3. Social beats solo.

Time alone can be replenishing, especially for introverts. But much of the research on restorative breaks points toward the greater power of being with others, particularly when we’re free to choose with whom we spend the time. In high-stress occupations like nursing, social and collective rest breaks not only minimize physical strain and cut down on medical errors, they also reduce turnover; nurses who take these sorts of breaks are more likely to stay at their jobs. Likewise, research in South Korean workplaces shows that social breaks—talking with coworkers about something other than work—are more effective at reducing stress and improving mood than either cognitive breaks (answering e-mail) or nutrition breaks (getting a snack).

4. Outside beats inside.

Nature breaks may replenish us the most. Being close to trees, plants, rivers, and streams is a powerful mental restorative, one whose potency most of us don’t appreciate. For example, people who take short walks outdoors as breaks return with better moods and greater replenishment than people who walk indoors. Even taking a break indoors amid plants is better than doing so in a green-free zone.

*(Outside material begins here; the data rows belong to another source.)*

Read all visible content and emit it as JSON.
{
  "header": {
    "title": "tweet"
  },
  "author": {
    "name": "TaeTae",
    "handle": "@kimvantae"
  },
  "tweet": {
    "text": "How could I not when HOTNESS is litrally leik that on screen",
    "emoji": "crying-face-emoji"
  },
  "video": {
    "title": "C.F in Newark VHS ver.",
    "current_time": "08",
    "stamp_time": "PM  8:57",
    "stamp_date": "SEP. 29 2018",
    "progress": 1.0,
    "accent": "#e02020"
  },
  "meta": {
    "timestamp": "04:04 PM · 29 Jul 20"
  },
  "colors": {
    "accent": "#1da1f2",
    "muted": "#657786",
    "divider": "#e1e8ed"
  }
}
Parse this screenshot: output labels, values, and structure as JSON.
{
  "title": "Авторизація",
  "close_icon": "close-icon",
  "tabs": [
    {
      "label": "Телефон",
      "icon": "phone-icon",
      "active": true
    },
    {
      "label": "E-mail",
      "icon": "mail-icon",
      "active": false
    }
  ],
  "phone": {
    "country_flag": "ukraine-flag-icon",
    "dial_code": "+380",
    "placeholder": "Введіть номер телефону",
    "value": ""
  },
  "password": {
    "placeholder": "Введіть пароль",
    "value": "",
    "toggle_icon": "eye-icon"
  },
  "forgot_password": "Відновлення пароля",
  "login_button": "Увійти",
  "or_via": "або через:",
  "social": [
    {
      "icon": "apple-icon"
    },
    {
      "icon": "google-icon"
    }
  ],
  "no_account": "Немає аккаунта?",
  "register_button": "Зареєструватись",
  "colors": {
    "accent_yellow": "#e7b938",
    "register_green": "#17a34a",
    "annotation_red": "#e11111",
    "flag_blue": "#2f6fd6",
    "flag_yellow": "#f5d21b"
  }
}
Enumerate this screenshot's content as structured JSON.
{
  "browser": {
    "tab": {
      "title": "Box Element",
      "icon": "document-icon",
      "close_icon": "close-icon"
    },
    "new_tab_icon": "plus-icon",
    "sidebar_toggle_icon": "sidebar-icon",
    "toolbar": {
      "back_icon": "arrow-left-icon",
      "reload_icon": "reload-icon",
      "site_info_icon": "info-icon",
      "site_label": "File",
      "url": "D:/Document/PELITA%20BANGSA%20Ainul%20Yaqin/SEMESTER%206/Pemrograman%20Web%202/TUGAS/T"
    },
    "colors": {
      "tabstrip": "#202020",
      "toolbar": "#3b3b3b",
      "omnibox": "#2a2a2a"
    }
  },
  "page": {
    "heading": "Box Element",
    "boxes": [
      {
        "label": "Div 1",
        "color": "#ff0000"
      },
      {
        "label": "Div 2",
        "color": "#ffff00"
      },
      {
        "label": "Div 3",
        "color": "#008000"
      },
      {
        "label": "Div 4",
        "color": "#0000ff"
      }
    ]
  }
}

5. Fully detached beats semidetached.

By now, it’s well-known that 99 percent of us cannot multitask. Yet when we take a break, we often try to combine it with another cognitively demanding activity—perhaps checking our text messages or talking to a colleague about a work issue. That’s a mistake. In one South Korean study, relaxation breaks (stretching or daydreaming) eased stress and boosted mood in a way that multitasking breaks did not. Tech-free breaks also “increase vigor and reduce emotional exhaustion.” Or as other researchers put it: “Psychological detachment from work, in addition to physical detachment, is crucial, as continuing to think about job demands during breaks may result in strain.”